Here's the thing: My collection represented a week's trash for three cranky girls, the leavings of a dinner party for 10, and some trim pieces from a construction project. Any organic matter was composted, and we're not strict constructionists about meat and dairy. What do we care if the skunks pull an uneaten piece of cheese from the heap? Any recyclables have been removed to be meditated over, because I dare anyone to make sense of the recycling system around here. Paper and aluminum? Great, drop it off in town 24/7. Cardboard, plastic, steel cans? You can drop those off in Air Force Base Town between 10 and 2. Batteries and glass? You're hosed, unless you want to schlep them to Oklahoma City during business hours. Many is the time that we've thrown up our hands and just sent them back to Austin in a southward-bound vehicle. And how nuts is that?

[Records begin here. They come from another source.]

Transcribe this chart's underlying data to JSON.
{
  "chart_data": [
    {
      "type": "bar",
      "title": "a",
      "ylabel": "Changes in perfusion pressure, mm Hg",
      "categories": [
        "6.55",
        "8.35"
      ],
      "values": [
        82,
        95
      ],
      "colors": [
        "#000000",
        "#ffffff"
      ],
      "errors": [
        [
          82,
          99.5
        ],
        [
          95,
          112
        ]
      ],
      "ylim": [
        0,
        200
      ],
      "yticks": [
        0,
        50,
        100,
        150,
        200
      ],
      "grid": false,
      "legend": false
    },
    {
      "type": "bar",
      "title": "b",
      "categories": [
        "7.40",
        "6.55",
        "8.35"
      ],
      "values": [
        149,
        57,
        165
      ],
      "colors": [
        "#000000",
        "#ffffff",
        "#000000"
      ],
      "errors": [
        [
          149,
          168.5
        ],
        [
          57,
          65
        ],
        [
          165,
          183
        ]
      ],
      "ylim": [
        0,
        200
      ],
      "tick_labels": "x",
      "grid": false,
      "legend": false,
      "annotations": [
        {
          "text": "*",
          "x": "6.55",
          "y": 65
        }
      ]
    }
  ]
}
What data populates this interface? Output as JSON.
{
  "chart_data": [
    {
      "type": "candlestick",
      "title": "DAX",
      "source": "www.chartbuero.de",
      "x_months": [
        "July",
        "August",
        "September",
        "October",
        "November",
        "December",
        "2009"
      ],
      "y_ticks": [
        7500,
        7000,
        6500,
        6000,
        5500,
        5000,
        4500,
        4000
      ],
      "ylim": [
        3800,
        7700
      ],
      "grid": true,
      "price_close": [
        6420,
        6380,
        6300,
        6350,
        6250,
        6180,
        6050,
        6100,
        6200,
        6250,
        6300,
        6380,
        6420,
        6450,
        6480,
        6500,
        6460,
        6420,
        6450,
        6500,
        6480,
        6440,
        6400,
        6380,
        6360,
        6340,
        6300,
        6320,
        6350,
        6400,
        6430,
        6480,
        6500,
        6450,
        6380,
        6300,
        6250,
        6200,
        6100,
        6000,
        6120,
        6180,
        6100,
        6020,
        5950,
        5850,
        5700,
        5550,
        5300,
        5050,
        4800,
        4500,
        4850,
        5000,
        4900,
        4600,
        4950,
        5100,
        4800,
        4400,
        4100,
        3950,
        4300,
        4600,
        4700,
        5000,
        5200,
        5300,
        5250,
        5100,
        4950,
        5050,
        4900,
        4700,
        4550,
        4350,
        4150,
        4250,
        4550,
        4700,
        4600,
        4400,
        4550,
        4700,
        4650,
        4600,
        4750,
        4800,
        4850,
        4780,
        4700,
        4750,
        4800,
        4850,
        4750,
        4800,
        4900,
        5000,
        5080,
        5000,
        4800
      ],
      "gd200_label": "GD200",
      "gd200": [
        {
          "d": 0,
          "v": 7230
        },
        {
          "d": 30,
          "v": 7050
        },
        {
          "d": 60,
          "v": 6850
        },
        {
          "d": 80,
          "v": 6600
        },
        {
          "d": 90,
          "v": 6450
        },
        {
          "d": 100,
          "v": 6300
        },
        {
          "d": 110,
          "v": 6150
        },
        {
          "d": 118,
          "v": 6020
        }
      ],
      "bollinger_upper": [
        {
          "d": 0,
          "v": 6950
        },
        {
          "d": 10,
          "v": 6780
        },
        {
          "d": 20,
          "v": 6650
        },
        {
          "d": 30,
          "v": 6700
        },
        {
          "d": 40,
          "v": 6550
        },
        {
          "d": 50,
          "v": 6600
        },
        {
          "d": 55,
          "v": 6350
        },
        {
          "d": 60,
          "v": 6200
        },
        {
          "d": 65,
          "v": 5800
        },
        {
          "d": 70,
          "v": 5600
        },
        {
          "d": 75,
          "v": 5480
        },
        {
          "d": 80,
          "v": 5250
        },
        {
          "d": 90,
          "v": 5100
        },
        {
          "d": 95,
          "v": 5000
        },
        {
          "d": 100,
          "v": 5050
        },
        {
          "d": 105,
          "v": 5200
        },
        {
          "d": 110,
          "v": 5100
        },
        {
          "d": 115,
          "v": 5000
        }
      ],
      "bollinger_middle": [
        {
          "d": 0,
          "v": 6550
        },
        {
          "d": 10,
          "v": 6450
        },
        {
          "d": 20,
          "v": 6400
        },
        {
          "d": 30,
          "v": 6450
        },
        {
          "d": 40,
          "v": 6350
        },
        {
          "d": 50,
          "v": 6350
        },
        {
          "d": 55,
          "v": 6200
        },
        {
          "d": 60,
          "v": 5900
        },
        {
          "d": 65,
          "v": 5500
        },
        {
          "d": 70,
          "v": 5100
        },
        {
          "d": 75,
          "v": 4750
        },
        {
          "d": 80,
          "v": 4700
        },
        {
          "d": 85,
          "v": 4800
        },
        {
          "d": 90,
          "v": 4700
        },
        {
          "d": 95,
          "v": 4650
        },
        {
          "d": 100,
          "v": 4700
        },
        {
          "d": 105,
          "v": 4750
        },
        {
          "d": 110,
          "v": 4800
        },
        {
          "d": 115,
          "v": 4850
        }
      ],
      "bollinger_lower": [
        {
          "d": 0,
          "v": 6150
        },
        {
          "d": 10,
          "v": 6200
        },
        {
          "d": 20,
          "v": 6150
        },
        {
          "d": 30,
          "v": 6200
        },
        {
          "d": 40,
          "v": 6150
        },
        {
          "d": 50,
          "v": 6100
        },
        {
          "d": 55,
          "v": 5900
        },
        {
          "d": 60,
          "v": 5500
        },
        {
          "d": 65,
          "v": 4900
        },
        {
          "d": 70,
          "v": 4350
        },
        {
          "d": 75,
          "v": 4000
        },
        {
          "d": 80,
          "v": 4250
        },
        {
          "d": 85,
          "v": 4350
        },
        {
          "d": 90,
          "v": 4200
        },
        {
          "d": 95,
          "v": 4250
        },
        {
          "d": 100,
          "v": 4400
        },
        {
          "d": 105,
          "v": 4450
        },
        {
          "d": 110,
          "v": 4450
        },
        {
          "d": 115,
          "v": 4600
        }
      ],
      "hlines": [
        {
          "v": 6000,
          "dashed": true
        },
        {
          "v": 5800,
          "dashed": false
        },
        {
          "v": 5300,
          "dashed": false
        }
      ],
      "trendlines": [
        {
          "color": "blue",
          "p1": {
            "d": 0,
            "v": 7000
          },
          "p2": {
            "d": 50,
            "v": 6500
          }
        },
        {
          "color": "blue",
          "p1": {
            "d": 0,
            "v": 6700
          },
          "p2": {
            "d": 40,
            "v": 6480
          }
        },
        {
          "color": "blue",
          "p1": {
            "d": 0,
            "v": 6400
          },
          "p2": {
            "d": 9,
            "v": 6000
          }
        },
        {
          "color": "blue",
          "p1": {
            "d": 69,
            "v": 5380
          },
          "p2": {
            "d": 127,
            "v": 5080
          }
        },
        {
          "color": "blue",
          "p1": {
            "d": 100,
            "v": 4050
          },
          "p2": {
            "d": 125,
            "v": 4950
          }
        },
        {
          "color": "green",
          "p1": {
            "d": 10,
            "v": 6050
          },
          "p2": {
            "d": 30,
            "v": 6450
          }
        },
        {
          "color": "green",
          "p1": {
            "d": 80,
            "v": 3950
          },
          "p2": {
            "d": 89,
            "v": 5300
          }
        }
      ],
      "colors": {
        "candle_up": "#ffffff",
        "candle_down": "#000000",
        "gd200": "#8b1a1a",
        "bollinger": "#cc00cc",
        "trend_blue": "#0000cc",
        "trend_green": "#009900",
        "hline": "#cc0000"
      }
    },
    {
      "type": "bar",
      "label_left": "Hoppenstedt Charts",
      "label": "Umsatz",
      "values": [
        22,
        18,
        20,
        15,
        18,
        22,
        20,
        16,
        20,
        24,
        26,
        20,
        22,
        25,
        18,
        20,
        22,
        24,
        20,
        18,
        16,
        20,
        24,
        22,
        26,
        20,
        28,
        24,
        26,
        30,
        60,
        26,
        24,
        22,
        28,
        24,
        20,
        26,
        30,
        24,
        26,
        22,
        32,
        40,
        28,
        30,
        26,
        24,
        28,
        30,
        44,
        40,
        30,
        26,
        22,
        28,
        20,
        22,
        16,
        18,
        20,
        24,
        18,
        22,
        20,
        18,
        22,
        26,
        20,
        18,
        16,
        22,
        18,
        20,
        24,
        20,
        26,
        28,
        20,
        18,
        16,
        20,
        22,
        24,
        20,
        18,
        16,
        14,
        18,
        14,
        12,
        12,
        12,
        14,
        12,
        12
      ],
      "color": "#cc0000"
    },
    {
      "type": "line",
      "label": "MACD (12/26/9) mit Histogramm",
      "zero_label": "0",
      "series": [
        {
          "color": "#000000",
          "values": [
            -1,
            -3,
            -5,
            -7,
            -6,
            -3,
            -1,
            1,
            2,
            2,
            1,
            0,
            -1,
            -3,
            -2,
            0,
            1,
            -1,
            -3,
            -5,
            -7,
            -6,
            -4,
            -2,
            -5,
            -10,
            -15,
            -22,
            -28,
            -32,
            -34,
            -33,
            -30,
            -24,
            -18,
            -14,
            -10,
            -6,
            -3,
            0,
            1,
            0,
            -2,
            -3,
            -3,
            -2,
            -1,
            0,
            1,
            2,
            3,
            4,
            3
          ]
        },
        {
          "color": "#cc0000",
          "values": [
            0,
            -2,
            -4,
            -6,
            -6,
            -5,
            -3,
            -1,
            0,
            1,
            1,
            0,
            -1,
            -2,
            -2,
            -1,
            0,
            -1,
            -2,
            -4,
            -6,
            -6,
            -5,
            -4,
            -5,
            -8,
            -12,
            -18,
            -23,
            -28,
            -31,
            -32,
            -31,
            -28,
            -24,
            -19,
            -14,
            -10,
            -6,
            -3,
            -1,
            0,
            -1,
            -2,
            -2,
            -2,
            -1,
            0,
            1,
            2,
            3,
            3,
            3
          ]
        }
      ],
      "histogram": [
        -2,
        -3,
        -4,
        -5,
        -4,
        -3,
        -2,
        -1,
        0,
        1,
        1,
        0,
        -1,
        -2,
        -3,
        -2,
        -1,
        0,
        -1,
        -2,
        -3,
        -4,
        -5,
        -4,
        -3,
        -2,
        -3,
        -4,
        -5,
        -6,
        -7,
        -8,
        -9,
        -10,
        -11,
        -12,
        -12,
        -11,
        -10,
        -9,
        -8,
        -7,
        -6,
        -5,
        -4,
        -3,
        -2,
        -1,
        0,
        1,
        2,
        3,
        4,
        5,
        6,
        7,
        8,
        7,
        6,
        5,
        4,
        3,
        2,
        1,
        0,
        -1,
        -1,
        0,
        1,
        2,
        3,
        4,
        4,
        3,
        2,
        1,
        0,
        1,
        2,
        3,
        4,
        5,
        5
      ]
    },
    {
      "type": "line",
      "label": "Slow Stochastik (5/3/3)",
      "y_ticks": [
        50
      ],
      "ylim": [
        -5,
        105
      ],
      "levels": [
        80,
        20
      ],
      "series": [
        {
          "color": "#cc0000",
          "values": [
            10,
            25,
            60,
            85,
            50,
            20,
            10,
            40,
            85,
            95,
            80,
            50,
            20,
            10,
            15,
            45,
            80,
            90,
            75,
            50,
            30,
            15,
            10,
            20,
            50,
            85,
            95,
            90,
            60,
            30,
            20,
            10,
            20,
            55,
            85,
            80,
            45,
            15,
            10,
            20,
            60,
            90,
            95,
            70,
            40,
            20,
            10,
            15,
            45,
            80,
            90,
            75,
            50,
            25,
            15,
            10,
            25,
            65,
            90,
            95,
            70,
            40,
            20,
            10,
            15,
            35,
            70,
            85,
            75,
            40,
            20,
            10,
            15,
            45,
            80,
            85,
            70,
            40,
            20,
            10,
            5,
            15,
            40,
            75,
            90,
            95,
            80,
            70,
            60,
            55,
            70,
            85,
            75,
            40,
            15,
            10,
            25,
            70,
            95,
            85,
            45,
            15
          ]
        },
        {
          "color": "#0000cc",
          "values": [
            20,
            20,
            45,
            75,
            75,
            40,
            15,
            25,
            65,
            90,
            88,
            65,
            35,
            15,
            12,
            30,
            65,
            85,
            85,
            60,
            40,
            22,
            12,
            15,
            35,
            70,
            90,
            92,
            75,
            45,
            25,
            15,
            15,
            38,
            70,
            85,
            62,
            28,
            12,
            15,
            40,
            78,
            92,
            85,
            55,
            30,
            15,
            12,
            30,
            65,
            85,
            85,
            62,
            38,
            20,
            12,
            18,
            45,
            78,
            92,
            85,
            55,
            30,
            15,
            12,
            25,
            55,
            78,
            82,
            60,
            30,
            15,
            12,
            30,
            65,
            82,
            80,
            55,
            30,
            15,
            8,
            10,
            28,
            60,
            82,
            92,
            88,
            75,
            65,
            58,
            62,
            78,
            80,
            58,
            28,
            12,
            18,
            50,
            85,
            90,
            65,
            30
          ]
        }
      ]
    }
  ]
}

So is it any wonder that only a few stalwart souls try to work with this system? And is it any wonder that the bridge by our house is the defacto staging area for the county dump? We can take any manner of trash (except tires) to the dump between 9 and 5 on days that aren't Wednesday and Sunday. Unless it's now Monday and Sunday. The dump is a bargain when it's open--only $3 for all the trashiness you can fit into the bed of a pickup. But alas, many rural people generate trash after closing time. We know this because we find their above-ground-pool installation debris, their outgrown baby layettes, and their dead goats by our bridge. Our cousin Paul and pal Jeremy once pulled an exceptional number of lawn mowers out from under the bridge (I think it was 4). Brother Michael has called in a fit of righteous indignation to report that a full-sized refrigerator blossomed at the end of our driveway.

The county workers and the church's youth group have been pressed into service to haul away other people's stuff (Thanks guys! There are more kolaches where those came from!). But mostly it's Uncle Sid and Uncle Michael, who have the pickups and trailers that you really want in the trash-removal biz. Jamie's pickup was just the thing for that elliptical exercise machine that didn't quite make it into the ditch. These people's time, gas, and equipment wear-and-tear are the effective Other People's Crap Tax that we pay for living in the country.

So urbanites: Celebrate Big Trash Day! Lift a glass to Single Stream Recycling! And be content in the knowledge that any day you wake up without someone else's pool skirting on your property is probably going to be a good day.